Case studies, anonymised, are even given. Discussing the effects of diet and withholding food, Samuel (p. 125) writes:
“Case 74, affords very striking evidence in favour of a liberal, nourishing diet, even where great “irritation of violence” exists. The patient was described as a furious dangerous lunatic; and the reducing system had been fully tried upon him, with an aggravation of his complaint. The opposite mode was then pursued; and his appetite, from being long famished, was almost voracious for many days. It gradually lessened, till it arrived at the common standard. He took no medicine; and under the treatment he met with, his irritation of mind gradually subsided, and his recovery was very rapid and complete.”
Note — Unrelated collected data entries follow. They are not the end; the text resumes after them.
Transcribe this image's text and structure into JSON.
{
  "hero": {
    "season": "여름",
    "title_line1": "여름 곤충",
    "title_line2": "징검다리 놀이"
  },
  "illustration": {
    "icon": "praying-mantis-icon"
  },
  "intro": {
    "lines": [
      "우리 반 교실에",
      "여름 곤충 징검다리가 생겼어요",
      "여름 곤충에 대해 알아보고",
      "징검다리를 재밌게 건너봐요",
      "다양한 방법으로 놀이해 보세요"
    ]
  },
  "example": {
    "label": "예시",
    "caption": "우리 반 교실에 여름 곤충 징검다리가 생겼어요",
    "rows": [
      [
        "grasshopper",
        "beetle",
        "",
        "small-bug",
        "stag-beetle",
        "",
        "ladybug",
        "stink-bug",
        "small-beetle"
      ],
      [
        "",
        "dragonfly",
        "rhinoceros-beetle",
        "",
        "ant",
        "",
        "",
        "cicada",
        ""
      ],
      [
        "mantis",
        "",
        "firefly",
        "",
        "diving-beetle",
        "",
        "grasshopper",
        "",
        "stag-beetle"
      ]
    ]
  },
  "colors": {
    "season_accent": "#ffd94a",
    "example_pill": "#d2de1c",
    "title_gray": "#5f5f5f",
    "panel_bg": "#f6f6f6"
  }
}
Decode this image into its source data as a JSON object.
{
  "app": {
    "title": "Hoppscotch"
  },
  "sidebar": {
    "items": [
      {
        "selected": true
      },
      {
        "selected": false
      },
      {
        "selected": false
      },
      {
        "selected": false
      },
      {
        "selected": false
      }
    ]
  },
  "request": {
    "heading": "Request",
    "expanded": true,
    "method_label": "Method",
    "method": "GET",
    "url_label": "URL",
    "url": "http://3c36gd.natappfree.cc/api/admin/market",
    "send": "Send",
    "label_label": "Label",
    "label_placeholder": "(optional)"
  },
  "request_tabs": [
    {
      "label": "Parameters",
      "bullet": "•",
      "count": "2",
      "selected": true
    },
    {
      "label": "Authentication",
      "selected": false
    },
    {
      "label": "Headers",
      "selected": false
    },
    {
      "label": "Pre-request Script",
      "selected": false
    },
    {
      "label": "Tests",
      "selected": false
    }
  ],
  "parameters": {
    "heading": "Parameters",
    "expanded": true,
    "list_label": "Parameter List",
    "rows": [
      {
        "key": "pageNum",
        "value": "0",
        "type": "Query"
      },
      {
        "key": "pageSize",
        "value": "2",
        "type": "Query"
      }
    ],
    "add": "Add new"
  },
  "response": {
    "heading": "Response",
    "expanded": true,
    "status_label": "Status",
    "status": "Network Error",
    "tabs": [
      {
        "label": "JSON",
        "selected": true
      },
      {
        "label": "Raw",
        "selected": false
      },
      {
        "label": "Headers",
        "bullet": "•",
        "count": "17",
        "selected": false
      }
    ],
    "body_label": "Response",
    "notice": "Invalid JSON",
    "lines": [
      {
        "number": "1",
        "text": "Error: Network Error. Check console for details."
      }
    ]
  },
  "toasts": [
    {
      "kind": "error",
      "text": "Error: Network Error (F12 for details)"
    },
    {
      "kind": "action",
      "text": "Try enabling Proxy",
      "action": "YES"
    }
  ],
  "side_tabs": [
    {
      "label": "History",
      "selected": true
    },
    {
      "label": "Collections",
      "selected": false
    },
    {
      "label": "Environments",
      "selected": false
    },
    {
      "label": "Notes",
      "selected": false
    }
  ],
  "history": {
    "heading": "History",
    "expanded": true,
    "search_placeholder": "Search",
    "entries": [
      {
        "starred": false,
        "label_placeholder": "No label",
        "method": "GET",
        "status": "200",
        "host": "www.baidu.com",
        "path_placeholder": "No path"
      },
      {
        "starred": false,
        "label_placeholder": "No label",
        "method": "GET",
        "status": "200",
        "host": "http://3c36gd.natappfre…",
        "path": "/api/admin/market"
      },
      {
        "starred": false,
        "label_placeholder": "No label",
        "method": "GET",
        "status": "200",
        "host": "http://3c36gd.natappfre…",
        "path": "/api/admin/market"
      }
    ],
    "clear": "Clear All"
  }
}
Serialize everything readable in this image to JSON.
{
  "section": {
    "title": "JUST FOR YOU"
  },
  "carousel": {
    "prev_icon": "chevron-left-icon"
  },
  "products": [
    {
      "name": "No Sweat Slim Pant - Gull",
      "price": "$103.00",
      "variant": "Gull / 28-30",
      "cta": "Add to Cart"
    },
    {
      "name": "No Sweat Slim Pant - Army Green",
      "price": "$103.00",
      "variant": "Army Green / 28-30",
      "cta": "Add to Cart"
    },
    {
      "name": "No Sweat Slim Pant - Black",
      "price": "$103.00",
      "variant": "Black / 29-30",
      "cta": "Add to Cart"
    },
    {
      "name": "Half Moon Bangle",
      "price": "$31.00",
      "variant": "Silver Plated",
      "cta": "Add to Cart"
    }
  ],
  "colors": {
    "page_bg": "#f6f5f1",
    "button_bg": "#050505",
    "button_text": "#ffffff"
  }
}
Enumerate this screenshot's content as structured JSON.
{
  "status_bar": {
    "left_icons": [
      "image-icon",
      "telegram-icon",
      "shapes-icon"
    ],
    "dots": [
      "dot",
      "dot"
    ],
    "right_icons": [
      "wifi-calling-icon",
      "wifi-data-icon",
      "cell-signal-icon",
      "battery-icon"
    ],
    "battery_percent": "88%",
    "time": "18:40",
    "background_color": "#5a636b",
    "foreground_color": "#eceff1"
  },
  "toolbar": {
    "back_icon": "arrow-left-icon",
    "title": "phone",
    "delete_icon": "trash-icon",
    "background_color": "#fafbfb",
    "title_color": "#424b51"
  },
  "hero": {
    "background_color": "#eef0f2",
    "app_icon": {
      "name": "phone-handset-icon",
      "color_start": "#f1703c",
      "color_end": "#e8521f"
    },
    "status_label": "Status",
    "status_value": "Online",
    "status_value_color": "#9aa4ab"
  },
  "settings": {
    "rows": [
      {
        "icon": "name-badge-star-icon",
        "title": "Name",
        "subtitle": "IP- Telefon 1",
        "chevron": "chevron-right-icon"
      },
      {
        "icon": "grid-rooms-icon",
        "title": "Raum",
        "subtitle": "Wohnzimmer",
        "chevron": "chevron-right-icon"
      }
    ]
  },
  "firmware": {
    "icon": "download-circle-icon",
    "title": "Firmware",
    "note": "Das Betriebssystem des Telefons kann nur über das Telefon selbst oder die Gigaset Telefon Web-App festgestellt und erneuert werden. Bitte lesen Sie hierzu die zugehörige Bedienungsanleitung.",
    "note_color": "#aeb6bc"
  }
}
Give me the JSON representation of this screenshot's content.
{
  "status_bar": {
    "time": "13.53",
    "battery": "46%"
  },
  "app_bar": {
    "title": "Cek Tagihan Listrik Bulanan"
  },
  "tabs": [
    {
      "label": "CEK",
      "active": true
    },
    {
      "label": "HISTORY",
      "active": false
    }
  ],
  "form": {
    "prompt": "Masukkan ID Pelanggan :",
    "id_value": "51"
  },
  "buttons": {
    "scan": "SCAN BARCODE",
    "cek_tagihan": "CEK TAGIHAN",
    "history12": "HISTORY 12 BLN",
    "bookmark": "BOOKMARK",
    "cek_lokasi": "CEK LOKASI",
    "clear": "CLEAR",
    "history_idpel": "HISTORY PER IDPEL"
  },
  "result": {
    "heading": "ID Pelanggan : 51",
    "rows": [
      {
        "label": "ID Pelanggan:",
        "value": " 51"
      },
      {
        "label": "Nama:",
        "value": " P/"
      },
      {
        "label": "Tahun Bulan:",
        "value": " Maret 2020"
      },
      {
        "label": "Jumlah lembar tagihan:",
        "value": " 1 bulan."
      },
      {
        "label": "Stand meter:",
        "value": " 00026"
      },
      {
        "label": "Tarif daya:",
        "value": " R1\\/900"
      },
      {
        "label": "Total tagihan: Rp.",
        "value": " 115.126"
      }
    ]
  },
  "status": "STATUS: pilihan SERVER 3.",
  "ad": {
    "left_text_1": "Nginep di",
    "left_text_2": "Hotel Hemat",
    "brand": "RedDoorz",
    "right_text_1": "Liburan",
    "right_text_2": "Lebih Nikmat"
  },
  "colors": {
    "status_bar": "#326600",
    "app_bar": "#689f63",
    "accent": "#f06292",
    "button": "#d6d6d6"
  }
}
The end of the book contains a useful table of patients, with their profiles, diagnosis, dates in The Retreat and outcome.
Samuel’s interests extended beyond York. In one letter (TUKE/1/20/1/15/3), he compared the practices of English hospitals to current work in Paris, and he also commented upon relevant legislation (TUKE/2/3/1/2/2).
Medicalised institutions like The Retreat were not the only accommodation for people with impairments, nor the only focus for Samuel’s philanthropy. In The York Courant, December 9th 1841, a transcript of a debate was reproduced in which a new workhouse for York is debated. Samuel urged major reform to the present workhouse, particularly segregated facilities based on age, sex and sickness (TUKE/2/2/6/4/1-7). And, in a meeting of the York + North Midland Railway Company, 5th June 1841, he urged for more beds in the York Hospital. (TUKE/2/2/6/4/1-7). On 3 September 1846, he proposed the formation of the Health of Towns’ Association at York. (TUKE/2/2/6/4/1-7).
Samuel was not alone in this endeavour. In 1809, his grandfather William Tuke, who founded The Retreat, wrote to the governors of the York Lunatic Asylum to recommend its improvement in light of practices at The Retreat (TUKE/2/1/1/1/1). His father, Henry Tuke, also worked to found The Retreat (e.g. TUKE/2/3/1/2/1).